Take California. No state has been more eager to expand Medicaid under the ACA and embrace its voluminous rules and regulations. By some measures, the enthusiasm has paid off. The uninsured rate has declined considerably in California, while in states like Mississippi it has increased. But the most common source of new coverage in California — about 25 percent — comes from people enrolling in Medicaid. To Bouie and other liberals, that’s not a bad thing at all. At least these people are covered now, right?
But being “covered” by Medicaid doesn’t mean you’ll be able to get health care — especially not in California, where in June state officials reported a backlog of 600,000 Medicaid applications. Once the applications are processed, new enrollees will soon discover how difficult it is to find a doctor who accepts Medi-Cal (California’s Medicaid program). Last year, state lawmakers cut Medi-Cal provider rates by 10 percent, even as they added nearly 2 million to the program through the ACA’s Medicaid expansion. In June, Governor Jerry Brown signed a new budget that kept those Medicaid cuts in place.
Why cut provider rates? Because federal rules leave states with no other tool to control Medicaid spending. This in turn creates another problem. Medicaid now pays so little compared to Medicare or private insurance that many doctors in California are dropping out of the program altogether. This scarcity plagues Medicaid programs in every state. In the upcoming fiscal year, California will spend more than $75 billion in state and federal dollars on the program, which is projected to cover 11.5 million people (almost a third of the state’s population). When you have that many people without adequate access to doctors — including specialists, who are even less likely to accept Medicaid — can you really say that you have a “generous” safety-net program?
If you’re going to argue, as Bouie does, that we should forget about federalism and embrace federal control of states when it comes to social welfare, it matters whether the scheme produces good outcomes. In Medicaid, we already have such a scheme — and the outcomes are not good. Clinical studies have consistently shown that Medicaid patients fare worse than other groups — including, in some cases, the uninsured — on an array of health indicators.
Some states have ideas about how to improve the program. Some want to incentivize Medicaid patients to seek out preventative care by penalizing unnecessary ER use. Others want to give Medicaid patients direct control over the funds that pay for their care so they’ll be more judicious in their use. Still others want to convert the entire program into a subsidy program for private insurance, along the lines of an ACA exchange. But none of this is possible under federal Medicaid rules. Experiments, like the much-touted Arkansas “private option” for Medicaid expansion, are experiments in name only. The feds will allow states cosmetic changes to Medicaid, but little else. The same could be said for a host of other jointly funded programs.

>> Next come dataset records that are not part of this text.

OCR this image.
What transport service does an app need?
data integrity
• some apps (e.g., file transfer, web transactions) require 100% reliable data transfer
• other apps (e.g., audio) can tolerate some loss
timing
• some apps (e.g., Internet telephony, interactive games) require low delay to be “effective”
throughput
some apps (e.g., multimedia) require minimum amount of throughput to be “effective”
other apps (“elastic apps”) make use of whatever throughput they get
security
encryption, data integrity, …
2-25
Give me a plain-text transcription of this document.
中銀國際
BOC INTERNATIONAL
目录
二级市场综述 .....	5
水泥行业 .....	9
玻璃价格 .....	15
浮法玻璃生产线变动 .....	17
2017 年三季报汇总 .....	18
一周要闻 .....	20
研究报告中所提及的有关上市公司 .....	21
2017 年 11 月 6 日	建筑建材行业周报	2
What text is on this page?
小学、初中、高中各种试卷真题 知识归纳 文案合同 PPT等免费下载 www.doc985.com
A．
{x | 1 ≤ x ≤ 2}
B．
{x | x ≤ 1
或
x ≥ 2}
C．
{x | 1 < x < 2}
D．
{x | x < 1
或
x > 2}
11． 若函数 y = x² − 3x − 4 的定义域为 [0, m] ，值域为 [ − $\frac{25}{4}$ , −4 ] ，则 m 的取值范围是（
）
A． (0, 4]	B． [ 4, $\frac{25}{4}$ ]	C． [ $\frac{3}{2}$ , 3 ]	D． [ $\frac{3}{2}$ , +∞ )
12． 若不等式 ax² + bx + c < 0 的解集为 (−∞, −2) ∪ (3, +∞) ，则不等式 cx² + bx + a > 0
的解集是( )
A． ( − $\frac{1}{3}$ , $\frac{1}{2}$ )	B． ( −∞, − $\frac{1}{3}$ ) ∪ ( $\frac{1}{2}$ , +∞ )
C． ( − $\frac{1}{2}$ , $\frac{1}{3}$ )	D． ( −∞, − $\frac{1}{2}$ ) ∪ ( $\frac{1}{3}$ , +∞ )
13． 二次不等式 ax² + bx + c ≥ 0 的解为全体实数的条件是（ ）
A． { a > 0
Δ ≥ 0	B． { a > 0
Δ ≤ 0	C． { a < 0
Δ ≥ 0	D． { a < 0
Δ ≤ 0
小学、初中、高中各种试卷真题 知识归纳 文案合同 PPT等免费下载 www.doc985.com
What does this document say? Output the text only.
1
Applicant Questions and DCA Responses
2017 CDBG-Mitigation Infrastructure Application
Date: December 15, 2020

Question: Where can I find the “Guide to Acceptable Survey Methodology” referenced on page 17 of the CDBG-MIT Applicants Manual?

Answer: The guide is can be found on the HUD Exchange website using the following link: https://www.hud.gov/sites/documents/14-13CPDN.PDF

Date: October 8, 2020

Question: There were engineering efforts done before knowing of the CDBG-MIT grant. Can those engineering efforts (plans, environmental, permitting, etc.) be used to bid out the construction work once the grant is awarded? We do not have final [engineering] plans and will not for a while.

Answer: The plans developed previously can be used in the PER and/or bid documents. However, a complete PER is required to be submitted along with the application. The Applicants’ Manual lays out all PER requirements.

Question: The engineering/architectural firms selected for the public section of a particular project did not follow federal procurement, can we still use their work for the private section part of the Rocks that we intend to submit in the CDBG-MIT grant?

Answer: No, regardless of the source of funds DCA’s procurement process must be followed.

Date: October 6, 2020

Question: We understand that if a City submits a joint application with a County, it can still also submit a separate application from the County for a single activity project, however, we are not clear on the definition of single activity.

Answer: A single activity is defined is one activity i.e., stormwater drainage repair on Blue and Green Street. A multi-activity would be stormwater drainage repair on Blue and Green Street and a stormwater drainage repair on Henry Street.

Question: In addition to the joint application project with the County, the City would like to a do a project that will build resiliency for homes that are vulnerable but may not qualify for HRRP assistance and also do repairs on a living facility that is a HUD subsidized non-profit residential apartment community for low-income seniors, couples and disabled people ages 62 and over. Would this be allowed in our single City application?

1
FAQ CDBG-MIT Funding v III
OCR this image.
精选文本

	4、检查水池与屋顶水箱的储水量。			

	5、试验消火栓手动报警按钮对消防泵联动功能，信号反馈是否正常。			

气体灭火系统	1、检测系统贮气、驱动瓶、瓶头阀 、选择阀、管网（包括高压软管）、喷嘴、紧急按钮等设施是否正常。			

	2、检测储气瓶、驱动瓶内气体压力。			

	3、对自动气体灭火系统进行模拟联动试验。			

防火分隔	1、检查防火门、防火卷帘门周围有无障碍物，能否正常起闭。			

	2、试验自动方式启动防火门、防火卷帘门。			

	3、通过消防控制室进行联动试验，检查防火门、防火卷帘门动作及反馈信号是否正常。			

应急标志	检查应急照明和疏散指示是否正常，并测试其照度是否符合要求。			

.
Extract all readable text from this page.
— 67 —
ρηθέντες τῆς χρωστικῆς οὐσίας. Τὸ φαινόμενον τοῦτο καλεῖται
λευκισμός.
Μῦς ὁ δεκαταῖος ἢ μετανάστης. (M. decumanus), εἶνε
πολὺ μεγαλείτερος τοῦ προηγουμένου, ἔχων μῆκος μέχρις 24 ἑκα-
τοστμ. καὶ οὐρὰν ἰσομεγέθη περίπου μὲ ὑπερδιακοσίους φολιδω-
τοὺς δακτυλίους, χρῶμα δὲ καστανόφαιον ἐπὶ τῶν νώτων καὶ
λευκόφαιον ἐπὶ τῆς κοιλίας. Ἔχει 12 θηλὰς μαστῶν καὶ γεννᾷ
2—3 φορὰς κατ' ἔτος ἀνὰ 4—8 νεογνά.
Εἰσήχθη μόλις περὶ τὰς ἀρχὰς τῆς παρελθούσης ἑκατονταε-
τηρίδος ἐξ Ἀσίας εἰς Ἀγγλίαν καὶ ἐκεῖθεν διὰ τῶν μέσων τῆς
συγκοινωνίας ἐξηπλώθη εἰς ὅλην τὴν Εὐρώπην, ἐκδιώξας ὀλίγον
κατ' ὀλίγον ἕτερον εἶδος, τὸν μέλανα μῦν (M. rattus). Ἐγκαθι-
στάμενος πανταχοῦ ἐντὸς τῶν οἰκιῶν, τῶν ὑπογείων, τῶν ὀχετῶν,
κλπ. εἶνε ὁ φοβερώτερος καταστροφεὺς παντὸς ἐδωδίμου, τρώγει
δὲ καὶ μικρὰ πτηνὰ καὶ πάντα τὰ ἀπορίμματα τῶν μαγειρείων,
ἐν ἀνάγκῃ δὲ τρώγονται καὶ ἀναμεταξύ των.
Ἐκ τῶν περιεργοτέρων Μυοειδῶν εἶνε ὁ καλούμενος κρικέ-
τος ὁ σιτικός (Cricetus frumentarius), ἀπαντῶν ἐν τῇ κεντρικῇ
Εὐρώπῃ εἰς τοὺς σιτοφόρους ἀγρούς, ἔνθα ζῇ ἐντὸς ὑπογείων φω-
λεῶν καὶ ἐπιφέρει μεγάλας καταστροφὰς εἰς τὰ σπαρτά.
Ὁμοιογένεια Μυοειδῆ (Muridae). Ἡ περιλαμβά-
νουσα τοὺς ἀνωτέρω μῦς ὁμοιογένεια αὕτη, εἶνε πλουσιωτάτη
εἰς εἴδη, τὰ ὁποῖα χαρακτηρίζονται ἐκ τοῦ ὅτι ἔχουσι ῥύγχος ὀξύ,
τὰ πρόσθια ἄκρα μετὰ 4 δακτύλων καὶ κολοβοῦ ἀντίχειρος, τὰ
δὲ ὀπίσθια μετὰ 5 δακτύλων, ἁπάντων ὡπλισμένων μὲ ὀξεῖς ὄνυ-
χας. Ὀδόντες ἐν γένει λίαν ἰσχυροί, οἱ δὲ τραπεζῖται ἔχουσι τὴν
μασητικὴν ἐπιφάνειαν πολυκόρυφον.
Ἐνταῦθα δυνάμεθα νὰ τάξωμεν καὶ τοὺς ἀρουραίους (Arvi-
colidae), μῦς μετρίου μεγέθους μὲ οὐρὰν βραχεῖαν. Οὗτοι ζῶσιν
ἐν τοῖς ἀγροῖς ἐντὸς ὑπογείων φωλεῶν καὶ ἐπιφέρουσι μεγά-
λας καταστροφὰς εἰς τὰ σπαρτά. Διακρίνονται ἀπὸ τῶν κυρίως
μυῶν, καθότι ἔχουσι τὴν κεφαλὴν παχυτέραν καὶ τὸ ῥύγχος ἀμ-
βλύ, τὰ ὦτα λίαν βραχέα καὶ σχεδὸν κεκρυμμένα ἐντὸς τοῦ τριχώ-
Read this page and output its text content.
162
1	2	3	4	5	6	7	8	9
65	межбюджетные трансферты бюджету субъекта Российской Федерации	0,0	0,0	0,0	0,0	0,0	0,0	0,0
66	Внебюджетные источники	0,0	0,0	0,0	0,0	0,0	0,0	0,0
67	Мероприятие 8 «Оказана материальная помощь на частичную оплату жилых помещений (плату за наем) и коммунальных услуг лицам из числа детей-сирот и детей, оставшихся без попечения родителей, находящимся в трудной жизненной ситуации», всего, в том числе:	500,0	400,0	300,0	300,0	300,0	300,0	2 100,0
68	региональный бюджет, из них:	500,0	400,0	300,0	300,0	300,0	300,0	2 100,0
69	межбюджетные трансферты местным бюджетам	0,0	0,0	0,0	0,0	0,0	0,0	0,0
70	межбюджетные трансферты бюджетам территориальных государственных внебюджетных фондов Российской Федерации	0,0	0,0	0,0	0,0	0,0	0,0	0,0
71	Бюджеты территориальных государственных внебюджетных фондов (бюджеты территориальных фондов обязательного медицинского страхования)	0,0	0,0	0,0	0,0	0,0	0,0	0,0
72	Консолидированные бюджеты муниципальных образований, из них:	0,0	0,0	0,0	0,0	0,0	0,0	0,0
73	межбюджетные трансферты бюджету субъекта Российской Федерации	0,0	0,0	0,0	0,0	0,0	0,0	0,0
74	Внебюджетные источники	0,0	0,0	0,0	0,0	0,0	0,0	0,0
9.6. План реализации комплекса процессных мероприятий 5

Bouie says he wants states merely to be field offices for federal welfare programs because, after all, Washington “does a pretty good job of cutting checks.” If only that’s all Washington did. States are already field offices for Washington, tasked with implementing the minutiae of federal regulations on programs that should be run by states. To claim otherwise is to misunderstand the way government now functions and to ignore the dangers of an ever-expanding and unaccountable regulatory regime in Washington.
John Daniel Davidson is a senior policy analyst for the Center for Health Care Policy at the Texas Public Policy Foundation.